Dvorák, Antonín

Symphony Nr. 5 / Die Waldtaube

Staatsphilharmonie Nürnberg, Ltg. Marcus Bosch

Rubrik: CDs
Verlag/Label: Coviello Classics COV 91512
erschienen in: das Orchester 02/2016 , Seite 71

Auf die bei­den Sin­fonien Nr. 4 und Nr. 8, erschienen im Sep­tem­ber 2014 (siehe auch das Orch­ester 9/2015, S. 79), fol­gt nun gle­ich Dvoráks Fün­fte, welche pop­ulär gerne mal „pas­toral“ oder „bukolisch“ genan­nt wird. Der Kom­pon­ist hat­te indes auf­grund der gewählten Tonart F‑Dur wohl absichtlich auf solche Titel­hin­weise verzichtet, um ger­ade nicht in die Nähe von Beethovens Sin­fo­nia pas­torale op. 68 gerückt zu wer­den. Trotz­dem kur­siert diese wohlmeinende direk­te Nach­barschaft in der Lit­er­atur teils bis heute.
Dass Dvorák hier­bei „den idyl­lis­chen Charak­ter von Beethovens Sin­fonie“ über­nom­men haben soll, wie der Autor Kai Weßler im Book­let her­vorhebt, ist so nicht nachvol­lziehbar. Weßler räumt dann auch im sel­ben Satz ein, dass Beethoven zum einen freilich „auf drama­tis­che Kon­traste ten­den­ziell verzichtet“ und Dvorák stärk­er „das spez­i­fisch ‚Böh­mis­che‘ seines Stils“ her­vorge­hoben habe. Es ist eher daran zu denken, dass der Kom­pon­ist sich mit dieser Sin­fonie von Beethoven bewusst abgren­zen wollte. Bere­its der Beginn mit den bei­den ländlichen Klar­inet­ten und die daraus resul­tierende Entwick­lung der Intro­duk­tion atmen Dvoráks viel­sprechende, stim­mungserzeu­gende Ton­sprache: Wenn schon Vor­bild, dann erin­nerte das roman­tisch-far­bige Melos eher an Franz Schubert.
Die staat­sphil­har­monis­chen Musik­er unter Mar­cus Bosch set­zen die böh­mis­che Hain-und–  Flur-Atmo­sphäre in überzeu­gen­den Tem­pi in allen Sätzen bestens um, wen­ngle­ich – wie bei der CD mit den Sin­fonien 4 und 8 – hier die Auf­nah­me­tech­nik eben­so manche klan­gliche Spitzen ins­beson­dere der schillern­den Bläs­er niv­el­liert. Ins­ge­samt ver­liert die Auf­nahme etwas an klan­glich­er Schärfe.
Das Gle­iche gilt auch für das Ein­gangsstück, die Sym­phonis­che Dich­tung Die Wald­taube op. 110. Sie han­delt von ein­er Ehe­frau, die ihren Mann ermordet hat, um einen anderen zu heirat­en. Auf dem Grab ist inzwis­chen ein Baum gewach­sen, in dem eine Taube nis­tet, die durch ihr kla­gen­des Gur­ren die neue Beziehung zu dem jun­gen Burschen der­art stört, dass die Frau, vom schlecht­en Gewis­sen gepeinigt, am Ende Selb­st­mord bege­ht: Grusel­stoff à la Edgar Allan Poe also, den Dvorák sehr far­big mit roman­tis­ch­er Ton­sprache deutsch­er Couleur sowie tschechis­chen folk­loris­tis­chen Ele­menten genial verbindet.

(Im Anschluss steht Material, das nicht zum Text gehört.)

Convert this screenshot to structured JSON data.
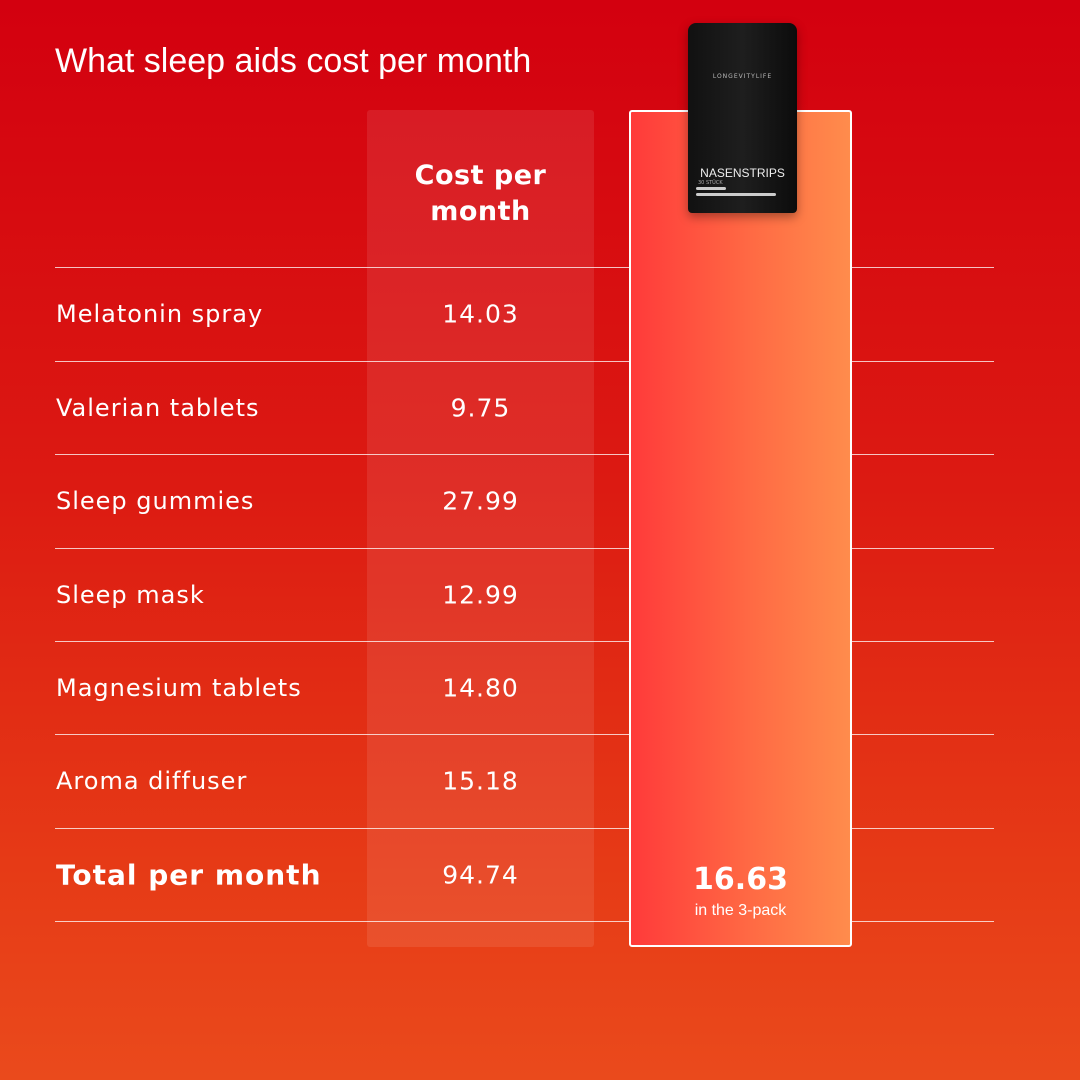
{
  "header": {
    "title": "What sleep aids cost per month"
  },
  "table": {
    "column_header": "Cost per month",
    "rows": [
      [
        "Melatonin spray",
        "14.03"
      ],
      [
        "Valerian tablets",
        "9.75"
      ],
      [
        "Sleep gummies",
        "27.99"
      ],
      [
        "Sleep mask",
        "12.99"
      ],
      [
        "Magnesium tablets",
        "14.80"
      ],
      [
        "Aroma diffuser",
        "15.18"
      ]
    ],
    "total": [
      "Total per month",
      "94.74"
    ]
  },
  "product": {
    "price": "16.63",
    "note": "in the 3-pack",
    "brand": "LONGEVITYLIFE",
    "name": "NASENSTRIPS",
    "count": "30 STÜCK"
  }
}
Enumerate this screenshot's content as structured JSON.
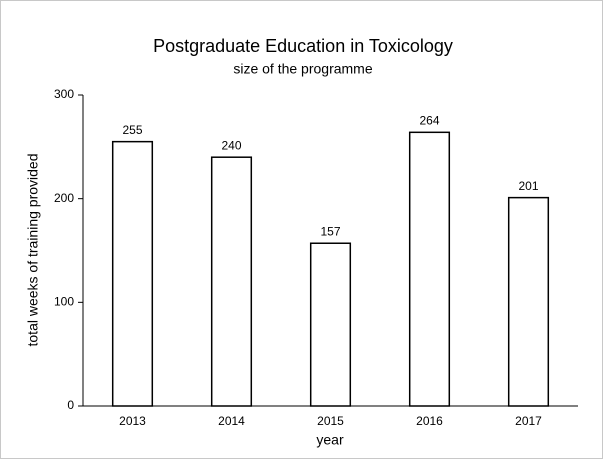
{
  "chart_data": {
    "type": "bar",
    "title": "Postgraduate Education in Toxicology",
    "subtitle": "size of the programme",
    "x_label": "year",
    "y_label": "total weeks of training provided",
    "categories": [
      "2013",
      "2014",
      "2015",
      "2016",
      "2017"
    ],
    "values": [
      255,
      240,
      157,
      264,
      201
    ],
    "color": "#ffffff",
    "edge_color": "#000000",
    "ylim": [
      0,
      300
    ],
    "yticks": [
      0,
      100,
      200,
      300
    ],
    "grid": false
  }
}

Ein­er­seits Musik, die bei Ken­nt­nis der Hin­ter­gründe unter die Haut geht, ander­er­seits sich aber auch tänz­erisch leicht gibt wie der kurze, aber schwungvolle Hochzeit­stanz, den die Akteure mit viel Schmiss inter­pretieren. Den­noch sind die Pas­sagen mit tschechis­ch­er Idiomatik bei den Nürn­berg­ern nicht ganz so markant her­aus­gear­beit­et wie beispiel­sweise von Rafael Kubelík oder Václav Neu­mann, die in den 1960er und 1970er Jahren die Wald­taube eben­falls aufgenom­men haben.
Lei­der hat auch der Druck­fehler­teufel zugeschla­gen: So ist die ergänzende Satzbeze­ich­nung nach dem Andante, das „Alle­gro scherzan­do“ im drit­ten Satz der Sin­fonie, irgend­wie unter den Tisch gefall­en oder verse­hentlich gelöscht wor­den. Ein Scher­zo gän­zlich im Andante wäre ein echt­es Kurio­sum für diese Zeit.